Mengingat perlakuan kasar dan gilanya inilah, membuat orang-orang, termasuk aku, Braga, Dudik dan Malik berpikir ganda. Kasihan karena sudah gila, miskin lagi, banyak anak pula. Sakit hati karena kelakuan kasarnya, sejak waras hingga gila, malah semakin parah. Pernah mereka berencana untuk memasungnya, tetapi khawatir dituduh melanggar HAM. Menambah persoalan. Al-hasil, mau tak mau, terjadi pembiaran.
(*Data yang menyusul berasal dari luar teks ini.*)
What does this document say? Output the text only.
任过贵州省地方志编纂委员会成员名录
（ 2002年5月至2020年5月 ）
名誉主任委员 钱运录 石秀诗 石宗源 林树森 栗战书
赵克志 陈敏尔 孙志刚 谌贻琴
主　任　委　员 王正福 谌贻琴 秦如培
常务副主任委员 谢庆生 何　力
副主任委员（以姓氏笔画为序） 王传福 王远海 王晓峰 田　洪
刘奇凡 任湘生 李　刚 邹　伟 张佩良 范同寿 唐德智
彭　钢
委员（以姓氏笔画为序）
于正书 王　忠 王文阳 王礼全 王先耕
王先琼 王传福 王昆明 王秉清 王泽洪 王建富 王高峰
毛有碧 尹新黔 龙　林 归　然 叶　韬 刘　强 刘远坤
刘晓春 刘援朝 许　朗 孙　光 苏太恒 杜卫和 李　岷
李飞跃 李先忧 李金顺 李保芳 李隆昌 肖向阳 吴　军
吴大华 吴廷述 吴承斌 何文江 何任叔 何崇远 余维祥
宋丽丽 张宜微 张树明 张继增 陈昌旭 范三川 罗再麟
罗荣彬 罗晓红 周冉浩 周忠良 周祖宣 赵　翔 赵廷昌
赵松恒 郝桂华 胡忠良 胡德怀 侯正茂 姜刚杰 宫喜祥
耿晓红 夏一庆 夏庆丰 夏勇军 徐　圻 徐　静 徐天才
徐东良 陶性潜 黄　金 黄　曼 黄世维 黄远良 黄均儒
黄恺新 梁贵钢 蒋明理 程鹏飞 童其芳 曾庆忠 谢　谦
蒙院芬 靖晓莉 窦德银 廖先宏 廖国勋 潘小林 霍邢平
Yang penting, sabar menghadapi kelakuan kasarnya.
Terkait ramadhan, di malam hari raya, umat muslim membayar zakat fitrah dan zakat harta. Bila tidak melalui panitia di mesjid, maka langsung kepada orang yang berhak menerimanya. Rumah lelaki itu, kebetulan dekat dengan mesjid. Tampak kegiatan kesibukan panitia zakat serta anak-anak takbiran.
Lelaki itu duduk di muka pintu menunggu orang memberi zakat. Ttak dijelaskan, mengapa bila mendengar takbiran, istrinya menangis dan dia merasa ketakutan.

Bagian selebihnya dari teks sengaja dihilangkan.